Pinnacle Shares Registry, which was debarred by Sebi and told to wind up its activities following alleged fraudulent transfer of shares, has challenged the order of the market regulator before the Supreme Court.
The Securities and Exchange Board of India had cancelled the Registrar and Share Transfer Agent (RTA) licence of the Pinnacle Shares Registry (PSR) in October 2009, and asked the firm to wind up its business.
Sebi, in its probe, found that PSR had fraudulently transferred shares of genuine shareholders of Parsoli Corporation to its promoter, Parsoli, and front entities. PSR was the RTA for Parsoli.
During the proceedings, a bench headed by Chief Justice S H Kapadia adjourned the matter after it was informed that an appeal by Parsoli was already pending.
"Since the matter against Parsoli is pending, this appeal stands adjourned for 12 weeks," said the bench, which also comprised Justices K S Radhakrishnan and Swatanter Kumar.
Parsoli, a Gujarat-based Islamic stockbroking firm, was also restricted from carrying out any direct or indirect trading by Sebi.
Earlier, on April 30, 2010, the Securities Appellate Tribunal (SAT) had dismissed a petition filed by PRS, challenging Sebi's order.
Sebi had banned the firm from doing fresh business after it was reportedly found guilty of delaying dematerialisation requests and rejecting many requests in this regard for false and misleading reasons.

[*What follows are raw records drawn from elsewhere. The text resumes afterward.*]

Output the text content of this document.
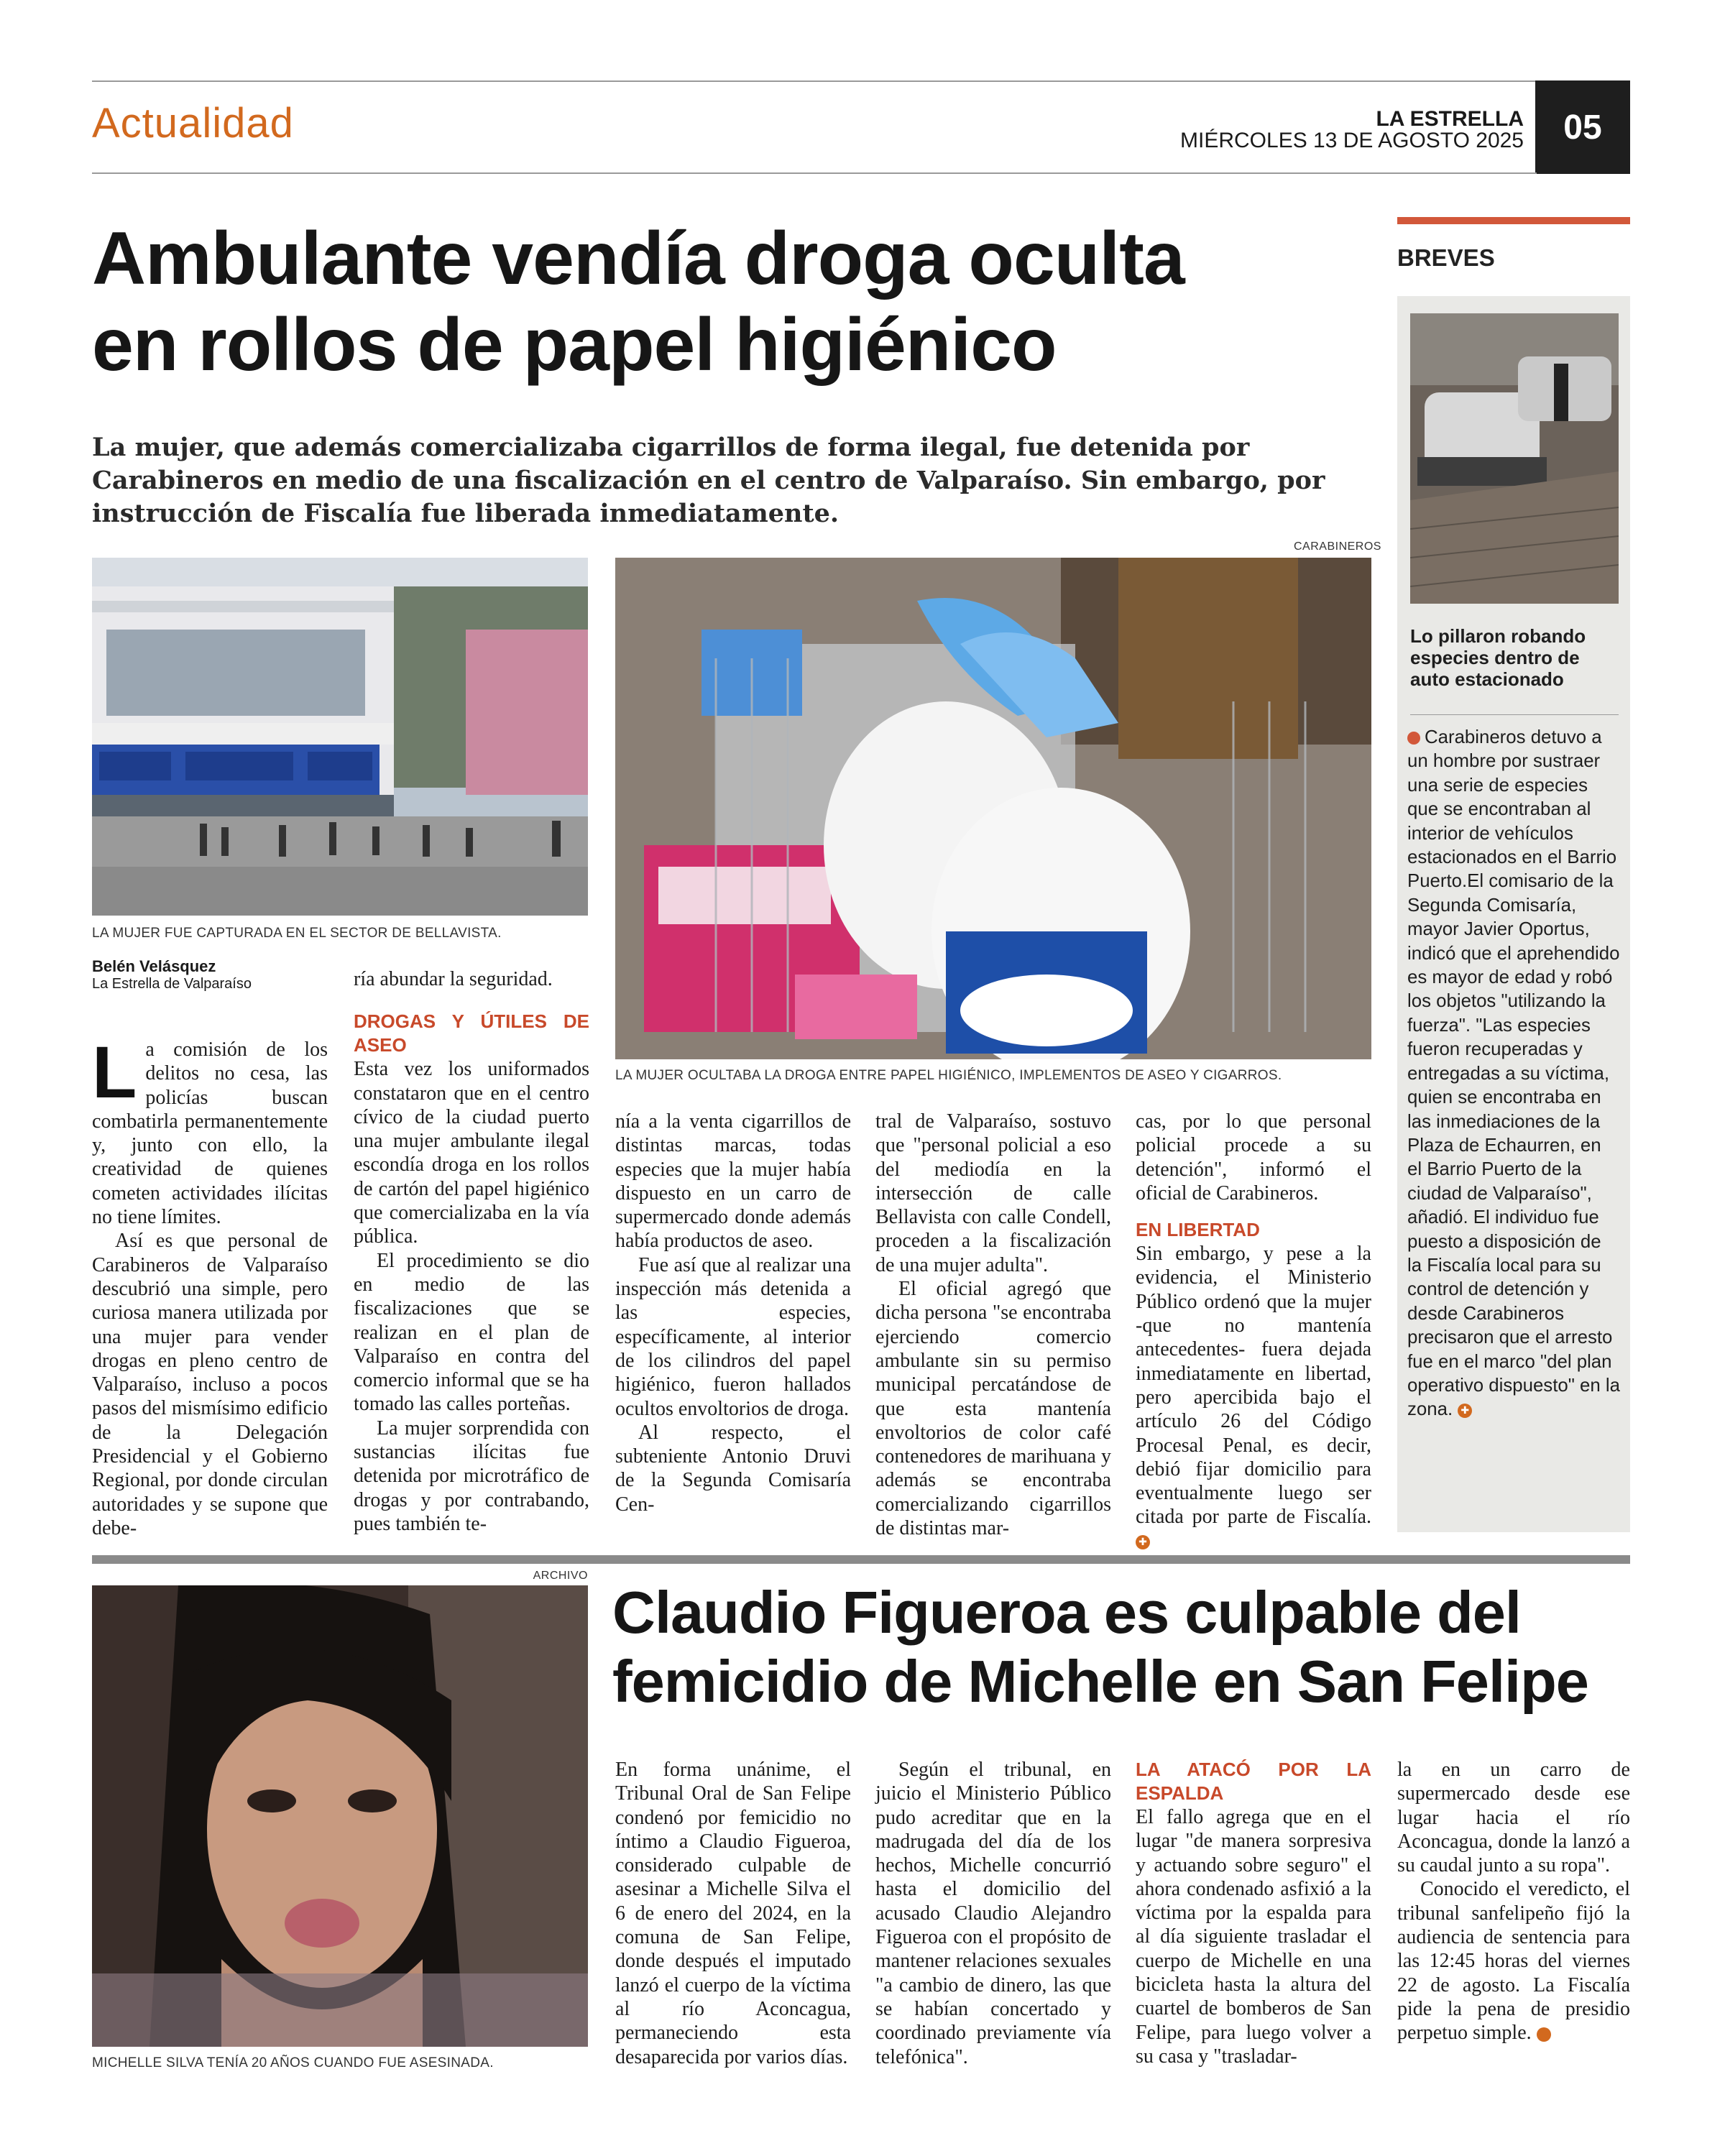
Actualidad	LA ESTRELLA
MIÉRCOLES 13 DE AGOSTO 2025	05
Ambulante vendía droga oculta
en rollos de papel higiénico

La mujer, que además comercializaba cigarrillos de forma ilegal, fue detenida por Carabineros en medio de una fiscalización en el centro de Valparaíso. Sin embargo, por instrucción de Fiscalía fue liberada inmediatamente.

LA MUJER FUE CAPTURADA EN EL SECTOR DE BELLAVISTA.
CARABINEROS
LA MUJER OCULTABA LA DROGA ENTRE PAPEL HIGIÉNICO, IMPLEMENTOS DE ASEO Y CIGARROS.
Belén Velásquez
La Estrella de Valparaíso

La comisión de los delitos no cesa, las policías buscan combatirla permanentemente y, junto con ello, la creatividad de quienes cometen actividades ilícitas no tiene límites.

Así es que personal de Carabineros de Valparaíso descubrió una simple, pero curiosa manera utilizada por una mujer para vender drogas en pleno centro de Valparaíso, incluso a pocos pasos del mismísimo edificio de la Delegación Presidencial y el Gobierno Regional, por donde circulan autoridades y se supone que debe-

ría abundar la seguridad.

DROGAS Y ÚTILES DE ASEO

Esta vez los uniformados constataron que en el centro cívico de la ciudad puerto una mujer ambulante ilegal escondía droga en los rollos de cartón del papel higiénico que comercializaba en la vía pública.

El procedimiento se dio en medio de las fiscalizaciones que se realizan en el plan de Valparaíso en contra del comercio informal que se ha tomado las calles porteñas.

La mujer sorprendida con sustancias ilícitas fue detenida por microtráfico de drogas y por contrabando, pues también te-

nía a la venta cigarrillos de distintas marcas, todas especies que la mujer había dispuesto en un carro de supermercado donde además había productos de aseo.

Fue así que al realizar una inspección más detenida a las especies, específicamente, al interior de los cilindros del papel higiénico, fueron hallados ocultos envoltorios de droga.

Al respecto, el subteniente Antonio Druvi de la Segunda Comisaría Cen-

tral de Valparaíso, sostuvo que "personal policial a eso del mediodía en la intersección de calle Bellavista con calle Condell, proceden a la fiscalización de una mujer adulta".

El oficial agregó que dicha persona "se encontraba ejerciendo comercio ambulante sin su permiso municipal percatándose de que esta mantenía envoltorios de color café contenedores de marihuana y además se encontraba comercializando cigarrillos de distintas mar-

cas, por lo que personal policial procede a su detención", informó el oficial de Carabineros.

EN LIBERTAD

Sin embargo, y pese a la evidencia, el Ministerio Público ordenó que la mujer -que no mantenía antecedentes- fuera dejada inmediatamente en libertad, pero apercibida bajo el artículo 26 del Código Procesal Penal, es decir, debió fijar domicilio para eventualmente luego ser citada por parte de Fiscalía. ✚

BREVES
Lo pillaron robando especies dentro de auto estacionado
Carabineros detuvo a un hombre por sustraer una serie de especies que se encontraban al interior de vehículos estacionados en el Barrio Puerto.El comisario de la Segunda Comisaría, mayor Javier Oportus, indicó que el aprehendido es mayor de edad y robó los objetos "utilizando la fuerza". "Las especies fueron recuperadas y entregadas a su víctima, quien se encontraba en las inmediaciones de la Plaza de Echaurren, en el Barrio Puerto de la ciudad de Valparaíso", añadió. El individuo fue puesto a disposición de la Fiscalía local para su control de detención y desde Carabineros precisaron que el arresto fue en el marco "del plan operativo dispuesto" en la zona. ✚
ARCHIVO
MICHELLE SILVA TENÍA 20 AÑOS CUANDO FUE ASESINADA.
Claudio Figueroa es culpable del
femicidio de Michelle en San Felipe

En forma unánime, el Tribunal Oral de San Felipe condenó por femicidio no íntimo a Claudio Figueroa, considerado culpable de asesinar a Michelle Silva el 6 de enero del 2024, en la comuna de San Felipe, donde después el imputado lanzó el cuerpo de la víctima al río Aconcagua, permaneciendo esta desaparecida por varios días.

Según el tribunal, en juicio el Ministerio Público pudo acreditar que en la madrugada del día de los hechos, Michelle concurrió hasta el domicilio del acusado Claudio Alejandro Figueroa con el propósito de mantener relaciones sexuales "a cambio de dinero, las que se habían concertado y coordinado previamente vía telefónica".

LA ATACÓ POR LA ESPALDA

El fallo agrega que en el lugar "de manera sorpresiva y actuando sobre seguro" el ahora condenado asfixió a la víctima por la espalda para al día siguiente trasladar el cuerpo de Michelle en una bicicleta hasta la altura del cuartel de bomberos de San Felipe, para luego volver a su casa y "trasladar-

la en un carro de supermercado desde ese lugar hacia el río Aconcagua, donde la lanzó a su caudal junto a su ropa".

Conocido el veredicto, el tribunal sanfelipeño fijó la audiencia de sentencia para las 12:45 horas del viernes 22 de agosto. La Fiscalía pide la pena de presidio perpetuo simple.	✚
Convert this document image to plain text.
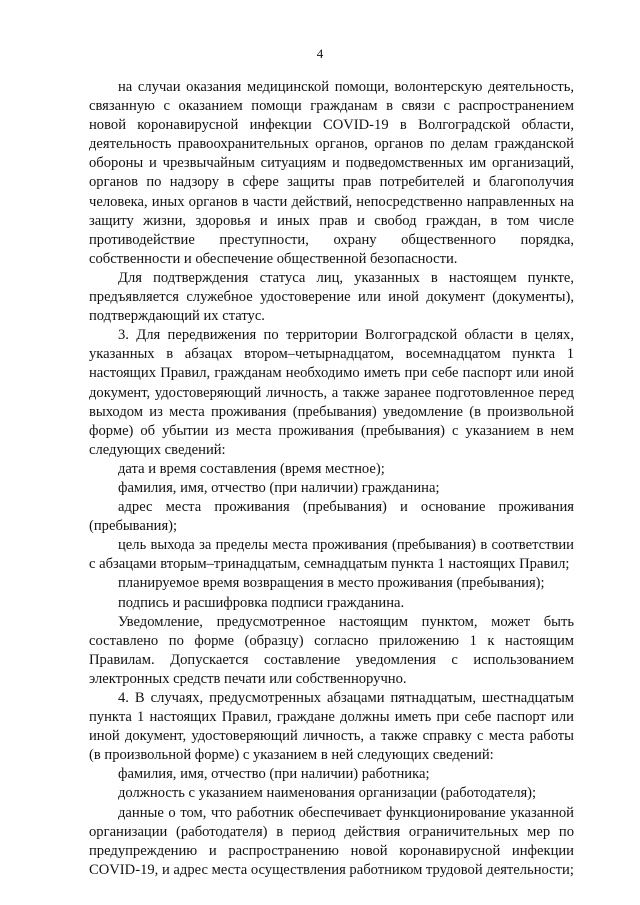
4

на случаи оказания медицинской помощи, волонтерскую деятельность, связанную с оказанием помощи гражданам в связи с распространением новой коронавирусной инфекции COVID-19 в Волгоградской области, деятельность правоохранительных органов, органов по делам гражданской обороны и чрезвычайным ситуациям и подведомственных им организаций, органов по надзору в сфере защиты прав потребителей и благополучия человека, иных органов в части действий, непосредственно направленных на защиту жизни, здоровья и иных прав и свобод граждан, в том числе противодействие преступности, охрану общественного порядка, собственности и обеспечение общественной безопасности.

Для подтверждения статуса лиц, указанных в настоящем пункте, предъявляется служебное удостоверение или иной документ (документы), подтверждающий их статус.

3. Для передвижения по территории Волгоградской области в целях, указанных в абзацах втором–четырнадцатом, восемнадцатом пункта 1 настоящих Правил, гражданам необходимо иметь при себе паспорт или иной документ, удостоверяющий личность, а также заранее подготовленное перед выходом из места проживания (пребывания) уведомление (в произвольной форме) об убытии из места проживания (пребывания) с указанием в нем следующих сведений:

дата и время составления (время местное);

фамилия, имя, отчество (при наличии) гражданина;

адрес места проживания (пребывания) и основание проживания (пребывания);

цель выхода за пределы места проживания (пребывания) в соответствии с абзацами вторым–тринадцатым, семнадцатым пункта 1 настоящих Правил;

планируемое время возвращения в место проживания (пребывания);

подпись и расшифровка подписи гражданина.

Уведомление, предусмотренное настоящим пунктом, может быть составлено по форме (образцу) согласно приложению 1 к настоящим Правилам. Допускается составление уведомления с использованием электронных средств печати или собственноручно.

4. В случаях, предусмотренных абзацами пятнадцатым, шестнадцатым пункта 1 настоящих Правил, граждане должны иметь при себе паспорт или иной документ, удостоверяющий личность, а также справку с места работы (в произвольной форме) с указанием в ней следующих сведений:

фамилия, имя, отчество (при наличии) работника;

должность с указанием наименования организации (работодателя);

данные о том, что работник обеспечивает функционирование указанной организации (работодателя) в период действия ограничительных мер по предупреждению и распространению новой коронавирусной инфекции COVID-19, и адрес места осуществления работником трудовой деятельности;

The regulator had inspected PSR's documents after some shareholders of Parsoli Corporation complained that their share transfer requests were rejected.
Sebi had come across around 450 instances, where the shares of genuine Parsoli shareholders were fraudulently transferred to individuals belonging to its promoter group. The shares were transferred through forged signatures on the transfer deeds.
PSR had also rejected share transfer requests of genuine shareholders on the grounds of signature mismatches, whereas the shares were already transferred in favour of its promoters or front entities.